The synthetic LAH4 peptides were designed to investigate the interactions that determine the membrane topology of helical peptides (1). Their core consists of alanines, leucine and four histidines arranged to form an amphipathic helix, as well as two lysines at each terminus. Through protonation of its histidines (pKs between 5.4 and 6.0) the alignment of the helices is transmembrane at neutral pH and in-plane at pH <5.5 (1). The LAH4 peptides exhibit membrane pore-formation and antimicrobial action at both neutral and at acidic pH including against clinical isolates where the low pH configuration is more active (2). The LAH4 peptides have been found to also exhibit potent DNA and siRNA transfection activities (3). Therefore they can act as a non-viral vector and has indeed been used for the delivery of quantum dots or protein-based vaccines. Furthermore, transduction by adeno-associated viruses or lentiviruses is enhanced by LAH4 (4) or non-peptidic mimetics of this family of peptides (5). Recent and ongoing biophysical, structural and cell biological investigations will be reported which aim to understand these activities at atomic resolution (3, 6-8).(1) B. Bechinger, J.Mol.Biol. 263, 768 (1996).(2) A. J. Mason, et al., J. Biol. Chem. 284, 119 (2009).(3) B. Bechinger, et al. J Pept Sci (2017, in prep.).(4) S. Majdoul, Seye, A.K., Kichler, A., Holic, N., Galy, A., Bechinger, B., Fenard, D., J. Biol.
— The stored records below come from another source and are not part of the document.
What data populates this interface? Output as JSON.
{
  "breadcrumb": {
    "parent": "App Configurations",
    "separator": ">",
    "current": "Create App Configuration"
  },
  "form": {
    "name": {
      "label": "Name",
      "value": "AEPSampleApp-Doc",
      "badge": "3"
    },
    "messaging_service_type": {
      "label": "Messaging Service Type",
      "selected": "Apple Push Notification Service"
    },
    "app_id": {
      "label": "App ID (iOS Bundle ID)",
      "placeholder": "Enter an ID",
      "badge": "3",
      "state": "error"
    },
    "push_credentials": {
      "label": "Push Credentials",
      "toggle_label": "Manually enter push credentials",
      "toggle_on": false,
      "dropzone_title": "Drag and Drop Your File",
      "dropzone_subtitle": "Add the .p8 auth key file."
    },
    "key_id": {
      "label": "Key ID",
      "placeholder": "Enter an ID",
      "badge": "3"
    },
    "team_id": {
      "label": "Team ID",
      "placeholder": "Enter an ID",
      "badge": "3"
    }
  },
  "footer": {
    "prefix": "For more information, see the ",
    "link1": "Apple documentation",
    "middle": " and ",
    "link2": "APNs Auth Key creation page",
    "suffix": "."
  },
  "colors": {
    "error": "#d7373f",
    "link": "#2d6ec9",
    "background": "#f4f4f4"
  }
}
Chem., 291, 2161 (2016)(5) C. Douat, C. et al. Angew. Chem Int. Ed 54, 11133 (2015)(6) C. Aisenbrey, B. Bechinger, Langmuir 30, 10374 (2014).(7) R. Machaň, P. Jurkiewicz, T. Steinberger, B. Bechinger, M. Hof, Langmuir 30, 6171 (2014).(8) A. Farrotti, G. Bocchinfuso, A. Palleschi, N. Rosato, E. S. Salnikov, N. Voievoda, B. Bechinger, L. Stella, BBA 1848, 581 (2015).